P. Verdalle, J-B. Morvan Encyclopédie Médico-Chirurgicale, EMC, Elsevier Masson, Issy-les-Moulineaux, Oto-rhino-laryngologie, 2013, vol 8, n°1, 20-466-A-10, 8 pages. Bibliographie
Le barotraumatisme sinusien (BTS) résulte d’un défaut d’équipression entre les fosses nasales et les sinus de la face, lors de variations rapides de la pression ambiante. Il survient au décours de plongées sous-marines ou d’activités aéronautiques.
Il se manifeste par une céphalée d’intensité variable localisée en regard du sinus concerné. Le BTS localisé au sinus frontal est beaucoup plus fréquent que l’atteinte du sinus maxillaire.

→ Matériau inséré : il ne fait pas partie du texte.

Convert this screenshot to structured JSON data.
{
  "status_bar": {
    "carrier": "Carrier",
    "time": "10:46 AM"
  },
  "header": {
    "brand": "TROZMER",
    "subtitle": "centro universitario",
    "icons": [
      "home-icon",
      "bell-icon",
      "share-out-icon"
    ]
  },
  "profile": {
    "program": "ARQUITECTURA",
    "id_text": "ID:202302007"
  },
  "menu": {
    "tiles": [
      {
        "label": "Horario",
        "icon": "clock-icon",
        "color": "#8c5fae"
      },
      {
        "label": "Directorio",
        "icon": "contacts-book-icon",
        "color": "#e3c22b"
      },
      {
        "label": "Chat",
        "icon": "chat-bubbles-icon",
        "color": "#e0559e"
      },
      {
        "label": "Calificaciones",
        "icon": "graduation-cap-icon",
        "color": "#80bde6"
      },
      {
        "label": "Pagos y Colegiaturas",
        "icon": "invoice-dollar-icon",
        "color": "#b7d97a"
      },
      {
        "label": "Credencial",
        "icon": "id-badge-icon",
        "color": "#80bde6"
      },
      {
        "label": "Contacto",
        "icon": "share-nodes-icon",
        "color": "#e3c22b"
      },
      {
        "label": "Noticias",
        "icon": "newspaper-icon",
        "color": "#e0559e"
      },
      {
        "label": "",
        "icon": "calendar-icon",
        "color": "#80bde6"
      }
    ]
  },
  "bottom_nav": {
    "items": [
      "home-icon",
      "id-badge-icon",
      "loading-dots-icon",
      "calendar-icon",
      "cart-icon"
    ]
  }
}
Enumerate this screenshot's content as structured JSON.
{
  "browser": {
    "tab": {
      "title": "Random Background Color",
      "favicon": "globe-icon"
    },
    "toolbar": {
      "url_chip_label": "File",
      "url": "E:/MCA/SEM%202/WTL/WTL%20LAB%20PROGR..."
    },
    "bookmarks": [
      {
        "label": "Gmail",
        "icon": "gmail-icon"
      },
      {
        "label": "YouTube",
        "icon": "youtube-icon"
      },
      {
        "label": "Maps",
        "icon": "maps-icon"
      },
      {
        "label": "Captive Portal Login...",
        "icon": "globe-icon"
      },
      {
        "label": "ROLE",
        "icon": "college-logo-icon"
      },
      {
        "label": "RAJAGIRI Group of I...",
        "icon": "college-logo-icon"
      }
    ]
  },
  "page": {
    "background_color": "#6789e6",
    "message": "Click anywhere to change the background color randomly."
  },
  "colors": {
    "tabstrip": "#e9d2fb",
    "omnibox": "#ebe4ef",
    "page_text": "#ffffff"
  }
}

Les BTS accidents sont les plus fréquents. Il surviennent chez un plongeur ou un aviateur le plus souvent au décours d’une rhinite aiguë et le traitement est essentiellement symptomatique (antalgiques de palier 1 ou 2).
Les BTS récidivants nécessitent un bilan naso-sinusien approfondi (endoscopie nasale, imagerie, rhinomanométrie) afin de retrouver l’étiologie. Un traitement médical bien conduit permet dans 50% des cas une reprise de l’activité mais en cas d’échec, un traitement chirurgical peut être proposé.
La prévention repose sur l’information des patients effectuant des activités à risques en cas d’infections des voies aériennes supérieures
Les décongestionnants par voie nasale sont très utilisés en automédication par les plongeurs et les personnels navigants. Il est raisonnable de déconseiller cette pratique chez les patients qui présentent des BTS récidivants. Les passagers des vols commerciaux peuvent utiliser un vasoconstricteur per os avant le vol et un vasoconstricteur par voie nasale juste avant la descente.
Les BTS accidents autorisent la reprise de l’activité déclenchante dans un délai variable en fonction de l’intensité des symptômes (entre 7 jours et un mois). Pour les BTS récidivants, la reprise de l’activité est envisagée une fois l’étiologie traitée et après vérification par un scanner.
Pour la plongée sous-marine de loisir, toute pathologie sinusienne compromettant de façon définitive l’équilibre des pressions dans les sinus de la face constitue une contre-indication absolue.
Pour la plongée professionnelle : s’appliquent les mêmes normes, mais s’y ajoutent les sinusites chroniques.
La plongée sous-marine exercée à titre professionnel nécessite un test réalisé en caisson hyperbare avant de se prononcer sur l’aptitude.
Les professionnels civils de la conduite d’aéronefs sont déclarés inaptes en cas d’une limitation notable de la perméabilité aérienne des voies nasales ou de dysfonctionnement des sinus.
Des normes militaires s’appliquent pour le personnel navigant de l’aéronautique.